La campagne, venue peu de temps après la grève des FDI à l'hôpital Al-Nasser, dans lequel plusieurs journalistes ont été tués, soulève une fois de plus des questions sur la dépendance des médias internationaux sur les journalistes de Gazan locaux, dont beaucoup ont des liens directs ou indirects avec des organisations terroristes.

Alors que le Premier ministre Benjamin Netanyahu a qualifié le meurtre des cinq journalistes d'AL-Nasser un «incident tragique», la FDI a libéré les noms de six terroristes du Hamas tués dans la grève. Les commentaires de Netanyahu semblent se référer à la deuxième grève de l'hôpital, qui est venue alors que des équipes de sauvetage et des journalistes tentaient d'atteindre les lieux de la première grève.

La FDI a publié des preuves que de nombreux journalistes travaillant à Gaza sont des membres actifs du Hamas ou des membres d'autres factions palestiniennes, dont Anas al-Sharif, qui a été tuée lors d'une grève début août.

Plus tôt cette année, après le meurtre de Hossam Basel Abdul Karim Shabat, un journaliste d'Al Jazeera, a conduit à l'indignation des médias mondiaux, les informations ont republié les FDI qu'elle avait précédemment partagée en 2024, montrant que Shabat était un membre actif de l'aile militaire du Hamas.

L'ancien otage Shlomo Ziz, qui a été libéré lors d'une opération de sauvetage israélienne en juin 2024, a été détenu au domicile d'Abdullah al-Jamal, un journaliste d'Al Jazeera, qui a été tué à la rescousse.

Après le meurtre d'Al-Sharif, un rapport du Wall Street Journal a noté que sur 192 journalistes répertoriés au comité pour protéger la base de données des journalistes (CPJ), 81 ont travaillé pour des médias appartenant ou affiliés à des organisations terroristes. Ce nombre n'a pas inclus les journalistes identifiés par les FDI comme étant des membres actifs de groupes terroristes, tels que le Hamas, le Jihad islamique palestinien (PIJ), ou le front populaire pour la libération de la Palestine (PFLP).

Le rapport du WSJ a en outre noté que sur les 24 personnes répertoriées comme journalistes «assassinées» par les FDI, la plupart ont été trouvés sur des rôles d'adhésion au groupe terroriste publiés par les FDI.

En ce qui concerne l'affirmation selon laquelle le refus d'Israël d'autoriser les journalistes à entrer dans une zone de combat active est «sans précédent», l'online juive a noté que les chefs militaires ont restreint l'accès des médias à de nombreux arènes de combat récents, permettant souvent uniquement aux journalistes à des domaines dans lesquels les opérations de combat actives avaient cessé.

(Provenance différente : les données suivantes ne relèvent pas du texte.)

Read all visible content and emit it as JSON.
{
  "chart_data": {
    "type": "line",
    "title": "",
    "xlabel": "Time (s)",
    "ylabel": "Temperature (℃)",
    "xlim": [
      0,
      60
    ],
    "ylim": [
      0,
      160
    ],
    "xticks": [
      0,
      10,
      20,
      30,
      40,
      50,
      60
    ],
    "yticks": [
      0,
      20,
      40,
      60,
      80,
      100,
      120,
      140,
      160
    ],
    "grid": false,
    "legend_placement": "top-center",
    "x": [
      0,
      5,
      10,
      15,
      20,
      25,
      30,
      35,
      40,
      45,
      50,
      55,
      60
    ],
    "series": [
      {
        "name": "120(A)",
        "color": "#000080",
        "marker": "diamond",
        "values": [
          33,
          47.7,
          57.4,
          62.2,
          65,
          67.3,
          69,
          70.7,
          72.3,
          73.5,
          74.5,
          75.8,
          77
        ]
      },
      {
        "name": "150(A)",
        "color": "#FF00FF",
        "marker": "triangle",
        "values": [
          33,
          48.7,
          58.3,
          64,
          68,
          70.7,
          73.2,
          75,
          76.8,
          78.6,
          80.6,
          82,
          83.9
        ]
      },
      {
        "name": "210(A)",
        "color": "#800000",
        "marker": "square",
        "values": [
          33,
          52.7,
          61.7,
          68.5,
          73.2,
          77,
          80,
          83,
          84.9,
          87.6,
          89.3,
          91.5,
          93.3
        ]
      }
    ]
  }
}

L'article a également noté que le droit international humanitaire accorde aux commandants militaires «l'autorité légale pour restreindre l'accès aux médias lorsque la présence des journalistes pourrait compromettre la sécurité opérationnelle, exposer les mouvements de troupes ou augmenter les préjudices civils».

Israël a déjà détenu ou arrêté des journalistes pour avoir fourni des informations considérées comme un risque de sécurité pour les civils et les soldats.